江戸時代のツバキの園芸化は、ヤブツバキとユキツバキの両種が自生し、幅広い変異が見られる北陸産によるところが大きい。これらは高度成長期に消滅の危機に瀕していたが、申請者によって1956 年より調査、収集が行われ、138品種が新品種として命名された。コレクションは、命名された新品種のうち現存する121品種の基準木である。http://www.syokubutsuen-kyokai.jp/nc/collection/detail.php?id=001

5 レトロでシックな「迎賓資料館」

 帰路、「迎賓資料館」を見学しました。

 この建物は、明治の代表的な建築家、野口孫市氏(1869~1915)の設計により、神戸市東灘区住吉本町に、明治41年(1908年)に竣工した、住友銀行初代頭取の田辺貞吉氏の住宅を移築し、再生したものです。
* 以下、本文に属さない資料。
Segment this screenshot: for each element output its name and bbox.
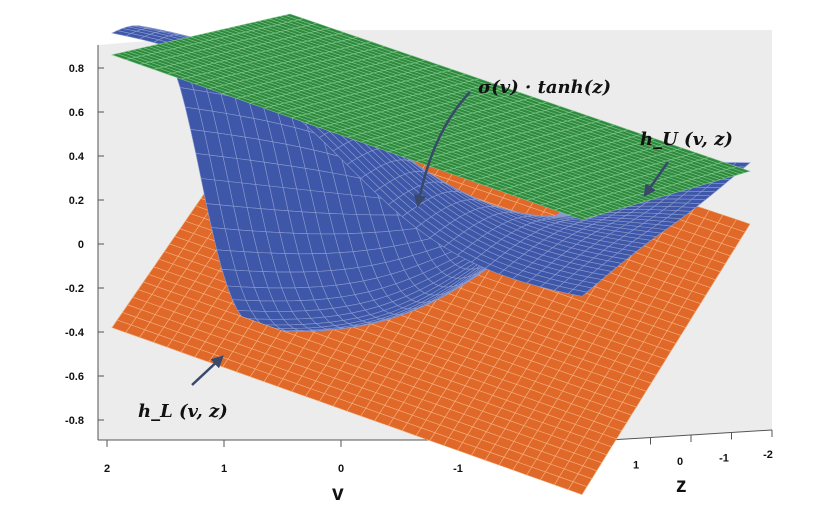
y-tick-label: -0.4 [65, 327, 85, 339]
annotation-middle-arrow [413, 91, 471, 208]
z-tick-label: 0 [677, 456, 683, 468]
y-tick-label: -0.8 [65, 415, 84, 427]
annotation-upper-arrow [643, 161, 670, 198]
annotation-lower-label: h_L (v, z) [138, 401, 228, 422]
annotation-lower-arrow [191, 355, 224, 386]
surface-upper [110, 13, 752, 220]
y-tick-label: 0.4 [69, 151, 85, 163]
annotation-middle-label: σ(v) · tanh(z) [478, 77, 611, 98]
surfaces [110, 13, 752, 495]
x-tick-label: 2 [104, 463, 110, 475]
x-tick-label: 0 [338, 463, 344, 475]
surface-upper-cell [730, 166, 752, 173]
x-tick-label: -1 [453, 463, 463, 475]
y-tick-label: 0 [78, 239, 84, 251]
z-tick-label: -2 [763, 449, 773, 461]
annotation-upper: h_U (v, z) [640, 129, 733, 198]
surface-lower-cell [303, 339, 323, 354]
surface-lower-front [111, 281, 323, 392]
y-tick-label: -0.2 [65, 283, 84, 295]
surface-lower-cell [731, 219, 751, 233]
surface-middle-cell [730, 162, 751, 168]
y-tick-label: -0.6 [65, 371, 84, 383]
y-tick-label: 0.8 [69, 63, 84, 75]
y-axis-ticks: 0.8 0.6 0.4 0.2 0 -0.2 -0.4 -0.6 -0.8 [65, 63, 104, 427]
annotation-lower: h_L (v, z) [138, 355, 228, 422]
annotation-middle: σ(v) · tanh(z) [413, 77, 611, 208]
z-tick-label: -1 [719, 453, 729, 465]
z-axis-title: z [676, 474, 687, 497]
y-tick-label: 0.2 [69, 195, 84, 207]
y-tick-label: 0.6 [69, 107, 84, 119]
annotation-upper-label: h_U (v, z) [640, 129, 733, 150]
z-tick-label: 1 [633, 460, 639, 472]
x-axis-title: v [332, 482, 344, 505]
x-tick-label: 1 [221, 463, 227, 475]
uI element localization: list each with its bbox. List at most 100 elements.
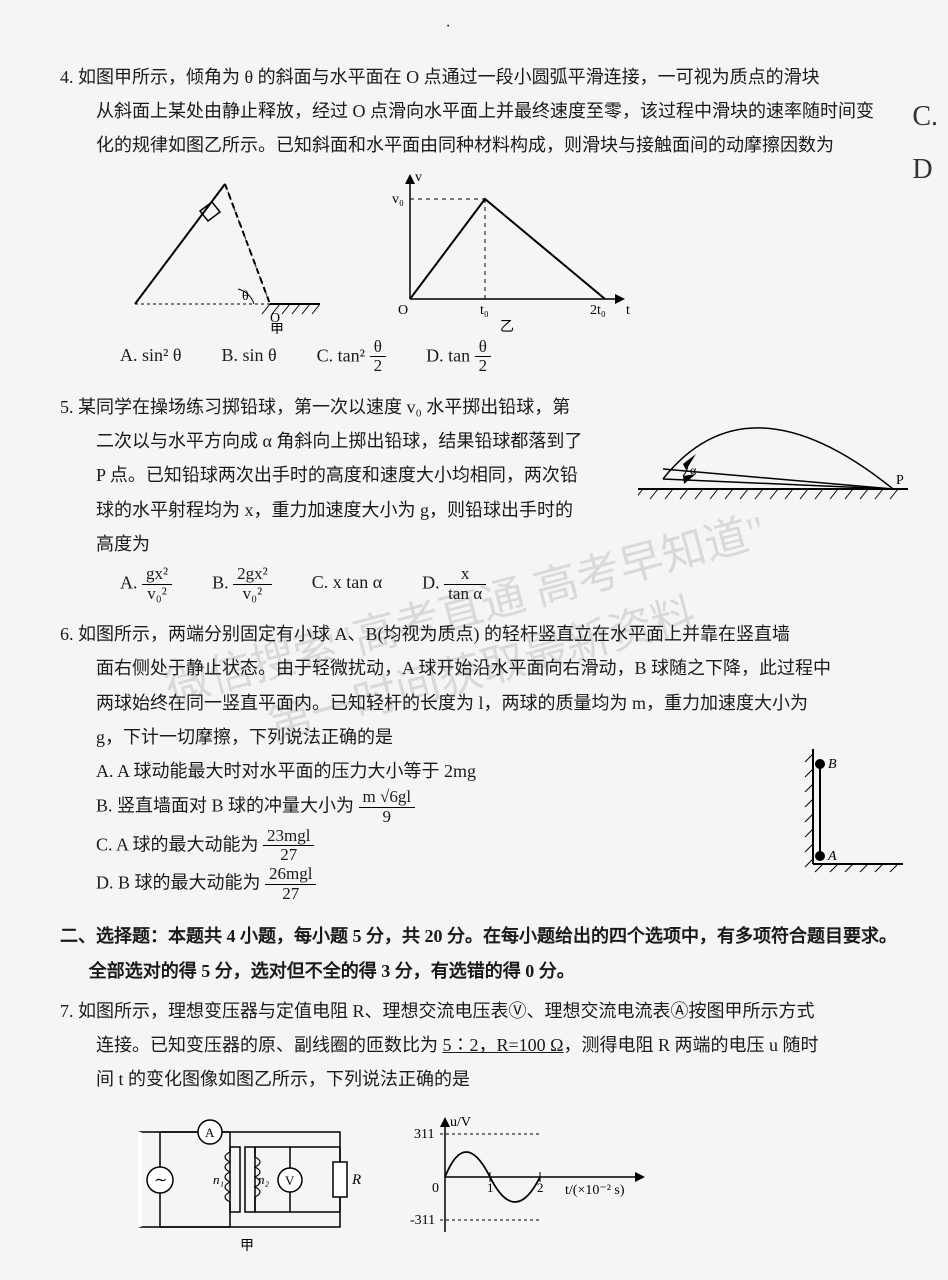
q5-optA: A. gx²v₀² [120,565,172,603]
q7-V: V [285,1173,295,1188]
q7-line2c: ，测得电阻 R 两端的电压 u 随时 [564,1035,819,1055]
hand-d: D [912,154,932,185]
q6-optC: C. A 球的最大动能为 23mgl27 [96,827,908,865]
q4-yi: 乙 [500,319,514,334]
q4-optD-pre: D. tan [426,345,470,365]
q7-num: 7. [60,1001,74,1021]
q5-optB-n: 2gx² [233,565,272,585]
q4-figures: θ O 甲 v₀ v t t₀ 2t₀ O 乙 [60,169,908,334]
q6-optB-d: 9 [359,808,416,827]
q5-optD: D. xtan α [422,565,486,603]
q4-optA: A. sin² θ [120,338,182,372]
q6-optD-d: 27 [265,885,316,904]
q4-fig2: v₀ v t t₀ 2t₀ O 乙 [390,169,640,334]
q7-ylabel: u/V [450,1115,471,1130]
q4-optC-n: θ [370,338,387,358]
q4-t: t [626,303,630,318]
q4-jia-label: 甲 [270,323,284,334]
q5-line5: 高度为 [60,527,908,561]
q6-optC-pre: C. A 球的最大动能为 [96,834,259,854]
q4-num: 4. [60,67,74,87]
q6-optB-pre: B. 竖直墙面对 B 球的冲量大小为 [96,796,354,816]
q6-optC-d: 27 [263,846,314,865]
q6-optD: D. B 球的最大动能为 26mgl27 [96,865,908,903]
q6-num: 6. [60,624,74,644]
q4-optD-n: θ [475,338,492,358]
q7-wave: u/V 311 0 -311 1 2 t/(×10⁻² s) [410,1112,670,1252]
q7-line3: 间 t 的变化图像如图乙所示，下列说法正确的是 [60,1062,908,1096]
q5-optA-pre: A. [120,572,138,592]
q4-optC-pre: C. tan² [317,345,365,365]
q6-optB: B. 竖直墙面对 B 球的冲量大小为 m √6gl9 [96,788,908,826]
q4-optD: D. tan θ2 [426,338,491,376]
q5-fig: P α [638,394,908,509]
q5-optD-pre: D. [422,572,440,592]
q7-line2: 连接。已知变压器的原、副线圈的匝数比为 5∶2，R=100 Ω，测得电阻 R 两… [60,1028,908,1062]
q4-v: v [415,170,422,185]
q5-optB-pre: B. [212,572,229,592]
q5-optA-n: gx² [142,565,172,585]
q7-m311: -311 [410,1213,435,1228]
question-6: 6. 如图所示，两端分别固定有小球 A、B(均视为质点) 的轻杆竖直立在水平面上… [60,617,908,903]
q7-n2: n₂ [258,1172,270,1187]
q5-alpha: α [690,463,697,477]
q6-B: B [828,757,837,772]
q6-A: A [827,849,837,864]
question-4: 4. 如图甲所示，倾角为 θ 的斜面与水平面在 O 点通过一段小圆弧平滑连接，一… [60,60,908,376]
q5-num: 5. [60,397,74,417]
question-5: P α 5. 某同学在操场练习掷铅球，第一次以速度 v₀ 水平掷出铅球，第 二次… [60,390,908,603]
q7-line2a: 连接。已知变压器的原、副线圈的匝数比为 [96,1035,443,1055]
q4-t0: t₀ [480,303,489,318]
q6-fig: B A [798,744,908,879]
q7-0: 0 [432,1181,439,1196]
q4-optC-d: 2 [370,357,387,376]
q4-o2: O [398,303,408,318]
hand-c: C. [912,101,938,132]
q7-figures: ∼ A n₁ n₂ [60,1102,908,1252]
page-marker: · [446,12,451,42]
section-2-header: 二、选择题：本题共 4 小题，每小题 5 分，共 20 分。在每小题给出的四个选… [60,919,908,987]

 19世紀のイギリスの一戸建郊外住宅で流行した「クイーン・アン」方式※をベースに、和風の要素も取り入れた洋風の木造住宅でしたが、阪神淡路大震災によって毀損して、取り壊しされそうになり、建築学会など各界から、保存の要望の声が上がり、武田薬品工業株式会社が一肌脱いで、貴重な近代建築の遺産として継承してくれたということです。

※19世紀後期にイギリスの建築家 R.ショーが,中世末期および近世初期の民家様式を復興してつくり上げた建築様式。中世風の凹凸の多い構成,ハーフティンバリング,シングル壁,張出し窓,チューダー式煙突,煉瓦壁など,イギリス人の好む伝統様式の魅力的な要素を巧みに利用している。アメリカ建築にも影響を与え,それによってさらに日本の明治・大正期の住宅建築にも影響を及ぼした。(「ブリタニカ国際大百科事典 小項目事典」より)

 再生に当たっては、可能な限り元の姿に復元しようと、腕と経験知識のある大工・職人を呼び寄せ、ウン億円の費用がかかったとお聞きしましたが、本当に価値あるものを残していただいたと思いますね。

 館内には、小磯良平画伯の描いた「薬用植物画譜」が掲示され、生薬の標本が展示されています。

(6.3.31追記)

 小磯良平画伯は、「武田薬報」の表紙の絵も手掛けています。

 画伯は、この1967年1月号の「南蛮カラスウリ」を一番気に入っておられたそうです。エロチックななまめかしさも感じますね。

 和様の混じる頃合いが心地よい空間です。

(6.3.31)ようやく咲き始めた桜が窓ガラス越しに見えます。

(6.3.31)灯もお洒落です。

 生物多様性の大切さの認識が広がっている中で、薬用植物園の意義と価値はこれからもより高くなっていくことでしょう。

 会社として、これからも、社会還元に力を入れ、園をより多くの人に知ってもらう機会を増やしていくとされているため、また、ぜひ、訪れたいと思います。

 北陸地方以外ではほとんど見られない「ユキツバキ」の大株を多く保有しているのも、この椿園の特徴とされているようです。いろいろと情報を仕入れつつ、巡るシーズンを楽しみにしたいと思います。